Review: "Desi SNL" Delivers Dynamite Diasporic Comedy

Desi SNL

Written by Azhar Bande-Ali

Directed and produced by Azhar-Bande Ali, Shreya Thakur, and Sandalina Sattar, presented with FRIGID New York at wild project

195 E 3rd St, Manhattan, NYC

April 3-18, 2026

The cast and crew of Desi SNL. Photo courtesy of Sandalina Sattar. 
While Saturday Night Live, currently in its fifty-first season, has gotten (a bit) more diverse over the decades, it has still never, to our knowledge, had a regular South Asian cast member. Luckily, with an entirely South Asian ensemble cast, Desi SNL is more than ready to remedy this lack. Across a mix of stand-up, sketches, and satire modeled on its television namesake, Desi SNL is consistently hilarious, and a number of its comedic targets, such as pushy parents or group-chat-addicted relatives, work simultaneously in universal and culturally specific dimensions.
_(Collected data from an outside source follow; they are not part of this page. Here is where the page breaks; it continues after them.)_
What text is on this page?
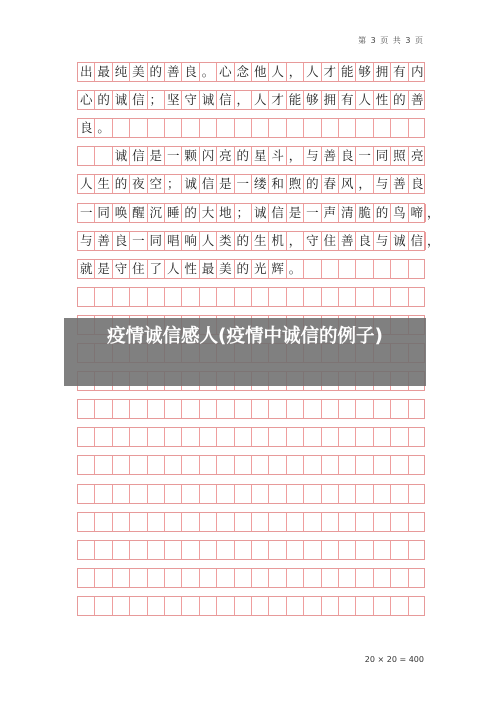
第 3 页 共 3 页
出 最 纯 美 的 善 良 。 心 念 他 人 ， 人 才 能 够 拥 有 内
心 的 诚 信 ； 坚 守 诚 信 ， 人 才 能 够 拥 有 人 性 的 善
良 。
诚 信 是 一 颗 闪 亮 的 星 斗 ， 与 善 良 一 同 照 亮
人 生 的 夜 空 ； 诚 信 是 一 缕 和 煦 的 春 风 ， 与 善 良
一 同 唤 醒 沉 睡 的 大 地 ； 诚 信 是 一 声 清 脆 的 鸟 啼 ，
与 善 良 一 同 唱 响 人 类 的 生 机 ， 守 住 善 良 与 诚 信 ，
就 是 守 住 了 人 性 最 美 的 光 辉 。
疫情诚信感人(疫情中诚信的例子)
20 × 20 = 400
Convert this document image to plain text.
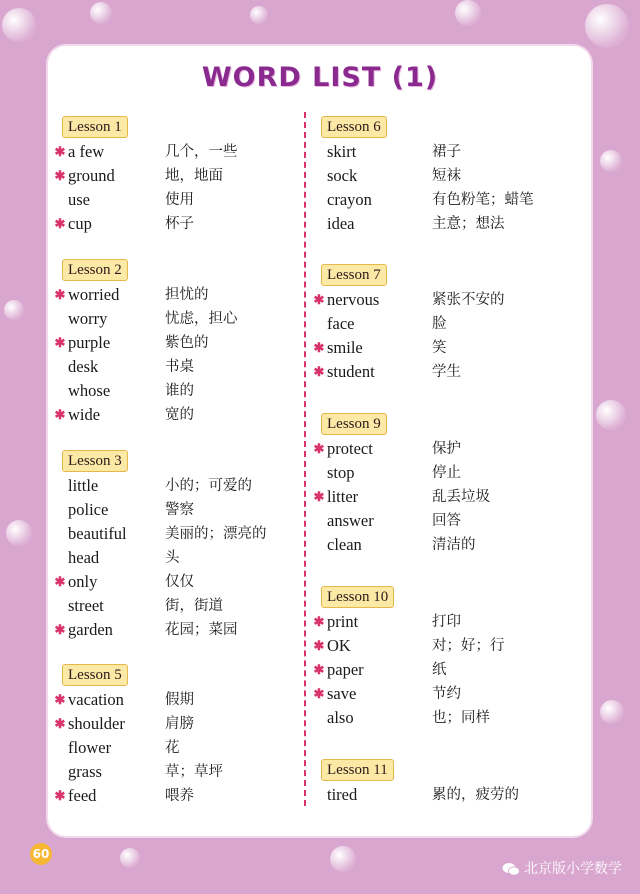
WORD LIST (1)
Lesson 1
✱ a few	几个，一些
✱ ground	地，地面
use	使用
✱ cup	杯子
Lesson 2
✱ worried	担忧的
worry	忧虑，担心
✱ purple	紫色的
desk	书桌
whose	谁的
✱ wide	宽的
Lesson 3
little	小的；可爱的
police	警察
beautiful	美丽的；漂亮的
head	头
✱ only	仅仅
street	街，街道
✱ garden	花园；菜园
Lesson 5
✱ vacation	假期
✱ shoulder	肩膀
flower	花
grass	草；草坪
✱ feed	喂养
Lesson 6
skirt	裙子
sock	短袜
crayon	有色粉笔；蜡笔
idea	主意；想法
Lesson 7
✱ nervous	紧张不安的
face	脸
✱ smile	笑
✱ student	学生
Lesson 9
✱ protect	保护
stop	停止
✱ litter	乱丢垃圾
answer	回答
clean	清洁的
Lesson 10
✱ print	打印
✱ OK	对；好；行
✱ paper	纸
✱ save	节约
also	也；同样
Lesson 11
tired	累的，疲劳的
60
北京版小学数学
Desi SNL is currently part of the 2026 New York City Fringe Festival, an open lottery-based theater festival in which one hundred percent of box office proceeds go directly to the artists, and which this year runs from April 1-19 at UNDER St. Marks, wild project, Chain Theatre, and The Rat NYC.
Azhar Bande-Ali. Photo courtesy of Sandalina Sattar. 
In this second "episode" (the first having been staged in November 2025), Desi SNL's cold open offers a fake installment of an actual interview show hosted by cast member and co-producer Sandalina Sattar, Spotlight with Sandalina, with Second Lady Usha Vance (Shivani Shah) as her guest, facilitating some sharply funny mockery of Vance's marriage to a Christian white supremacist. Lead writer and director Azhar-Bande Ali takes on the host role, delivering the show's opening monologue–including a story about dating a white woman that takes its time setting up a great, unexpected payoff–and closing words with drolly understated charisma. He also serves as a stellar Weekend Update anchor, the rapid-fire topical punchlines sprinkled with Desi pop cultural touchpoints. Between are sketches that take on topics including AI chatbots (which turn out not to be what they seem), pressures on women to marry, and pre-nup agreements. One sketch riffs hilariously on Key and Peele's anger translator bits, and another, with Shivam Seth and Himanshu Gautam as ICE agents looking for an excuse to arrest a trio of women (Meghan Mehta, Sophia Dhanani, and Baani Kaur) working in a grocery store, ends up in some joyful dancing to the song "Desi Girl" (and, with much more comedy than uplift, to "Ice Ice Baby"). There are pretaped pieces as well: a perfectly executed parodic backstage segment and a couple of dating show interview segments that offer up a variety of hysterically unsuitable candidates (one of which will make Mindy Kaling fans happy).

Amplifying voices that are underrepresented in US media with well-honed humor and a talented cast, the current production of Desi SNL will both furnish you with a wildly entertaining trip to the theater and whet your appetite for episode three.